The liver becomes yellow, greasy, and enlarged. Signs of liver failure (especially jaundice) appear as liver function deteriorates. Drooling is common, and the cat may have an enlarged liver on palpation, X-rays, or ultrasound examination. Usually, the loss of appetite has been going on for two to three weeks, but cases do occur in which anorexia is present for just a few days.
Often, hepatic lipidosis is secondary to a systemic problem, such as hyperthyroidism, diabetes mellitus, urinary tract conditions, or upper respiratory infections. Illnesses in which the cat cannot keep down food may also cause the disease. However, anywhere from 15 to 50 percent of cases have no obvious primary cause.
Hepatic lipidosis occurs in cats of both sexes and all ages. Being overweight is a predisposing cause. Often, stress is the initiating factor, but frequently the cause of the anorexia is unknown (idiopathic hepatic lipidosis). Diagnosis is confirmed by liver biopsy and blood work.
Treatment: Early intensive fluid replacement and forced feeding offer the best chance for reversing the process.

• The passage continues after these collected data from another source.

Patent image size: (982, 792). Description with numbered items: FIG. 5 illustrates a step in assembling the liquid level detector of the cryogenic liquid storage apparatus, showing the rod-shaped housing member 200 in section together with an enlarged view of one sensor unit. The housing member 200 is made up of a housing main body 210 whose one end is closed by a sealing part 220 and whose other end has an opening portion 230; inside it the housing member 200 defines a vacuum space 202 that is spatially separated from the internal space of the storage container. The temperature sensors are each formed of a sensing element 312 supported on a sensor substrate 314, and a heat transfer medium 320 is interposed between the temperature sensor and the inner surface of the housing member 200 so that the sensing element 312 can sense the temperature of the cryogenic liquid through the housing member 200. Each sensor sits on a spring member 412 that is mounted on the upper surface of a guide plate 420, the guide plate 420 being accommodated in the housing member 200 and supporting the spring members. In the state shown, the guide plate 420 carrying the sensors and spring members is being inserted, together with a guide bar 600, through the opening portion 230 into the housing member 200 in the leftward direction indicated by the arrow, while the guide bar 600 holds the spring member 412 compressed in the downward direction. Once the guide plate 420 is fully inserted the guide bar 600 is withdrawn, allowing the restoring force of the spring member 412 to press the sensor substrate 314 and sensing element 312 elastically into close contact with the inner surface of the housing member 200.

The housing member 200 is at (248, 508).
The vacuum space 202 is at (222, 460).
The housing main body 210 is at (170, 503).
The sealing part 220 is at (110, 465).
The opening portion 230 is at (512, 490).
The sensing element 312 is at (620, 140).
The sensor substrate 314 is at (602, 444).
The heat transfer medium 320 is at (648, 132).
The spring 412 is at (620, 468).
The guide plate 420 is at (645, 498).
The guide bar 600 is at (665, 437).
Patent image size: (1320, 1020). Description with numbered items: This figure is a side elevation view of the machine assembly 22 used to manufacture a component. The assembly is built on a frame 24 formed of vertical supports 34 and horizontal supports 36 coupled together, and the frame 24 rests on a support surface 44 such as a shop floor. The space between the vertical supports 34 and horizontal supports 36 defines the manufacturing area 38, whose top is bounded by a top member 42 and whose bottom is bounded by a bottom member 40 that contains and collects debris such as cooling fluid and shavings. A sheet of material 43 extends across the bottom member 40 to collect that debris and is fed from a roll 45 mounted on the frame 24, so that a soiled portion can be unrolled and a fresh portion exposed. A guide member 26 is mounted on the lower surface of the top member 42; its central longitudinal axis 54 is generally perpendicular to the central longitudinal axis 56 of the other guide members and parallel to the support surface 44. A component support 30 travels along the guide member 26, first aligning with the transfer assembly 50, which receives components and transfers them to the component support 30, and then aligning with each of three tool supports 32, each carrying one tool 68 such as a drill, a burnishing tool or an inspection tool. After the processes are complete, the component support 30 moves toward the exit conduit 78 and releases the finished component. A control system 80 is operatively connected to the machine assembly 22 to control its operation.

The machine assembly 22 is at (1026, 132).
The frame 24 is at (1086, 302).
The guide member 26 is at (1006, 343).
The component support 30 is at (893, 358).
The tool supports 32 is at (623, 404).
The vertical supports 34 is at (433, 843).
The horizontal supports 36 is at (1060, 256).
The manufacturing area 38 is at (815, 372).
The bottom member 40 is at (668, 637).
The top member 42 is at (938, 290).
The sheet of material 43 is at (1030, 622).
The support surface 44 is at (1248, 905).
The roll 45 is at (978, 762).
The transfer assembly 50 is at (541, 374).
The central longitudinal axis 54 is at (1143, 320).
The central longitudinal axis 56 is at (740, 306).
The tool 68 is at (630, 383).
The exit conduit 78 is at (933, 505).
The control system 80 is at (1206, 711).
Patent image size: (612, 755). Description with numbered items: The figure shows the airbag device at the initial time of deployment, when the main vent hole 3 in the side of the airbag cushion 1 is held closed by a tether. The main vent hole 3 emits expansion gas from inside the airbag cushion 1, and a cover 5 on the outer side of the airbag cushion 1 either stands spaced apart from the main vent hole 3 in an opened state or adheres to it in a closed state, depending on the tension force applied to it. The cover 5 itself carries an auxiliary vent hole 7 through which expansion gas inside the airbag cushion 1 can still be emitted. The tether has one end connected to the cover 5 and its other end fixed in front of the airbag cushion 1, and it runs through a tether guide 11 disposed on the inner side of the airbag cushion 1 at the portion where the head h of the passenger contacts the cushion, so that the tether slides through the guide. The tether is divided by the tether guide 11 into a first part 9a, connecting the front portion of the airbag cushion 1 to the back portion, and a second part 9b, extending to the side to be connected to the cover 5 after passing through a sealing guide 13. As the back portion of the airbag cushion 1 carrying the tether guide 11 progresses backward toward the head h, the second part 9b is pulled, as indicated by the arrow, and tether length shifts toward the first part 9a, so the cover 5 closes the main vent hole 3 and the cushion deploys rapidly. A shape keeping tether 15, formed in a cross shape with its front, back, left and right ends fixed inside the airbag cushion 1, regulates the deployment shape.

Cats who receive early and aggressive nutritional support, such as the placement of feeding tubes, have a 90 percent chance of survival. If the cat does not get this quick, aggressive treatment, the survival rate goes down to 10 to 15 percent.
Appetite stimulants may be prescribed by your veterinarian, but they are only effective if the cat is still eating at least a little on his own. In most cases, nutritional support involves special diets and formulas administered by your veterinarian by stomach tube or gastrostomy, an operation in which a feeding tube is placed into the stomach through a small incision in the abdominal wall. Nutritional support is continued until the cat recovers and begins to eat on his own. Any nutritional supplements given through a feeding tube should be warmed to room temperature.
Recovery may take two to three months and requires home nursing care and complete dedication by the owner. Survival of the first four days of intensive treatment is a very good sign, with 85 percent of those cats going on to recovery. If pancreatitis is also present, the prognosis is poor.
When cats stop eating for even a day or two, they are prone to liver disease. Seek veterinary attention whenever your cat refuses to eat for more than two days.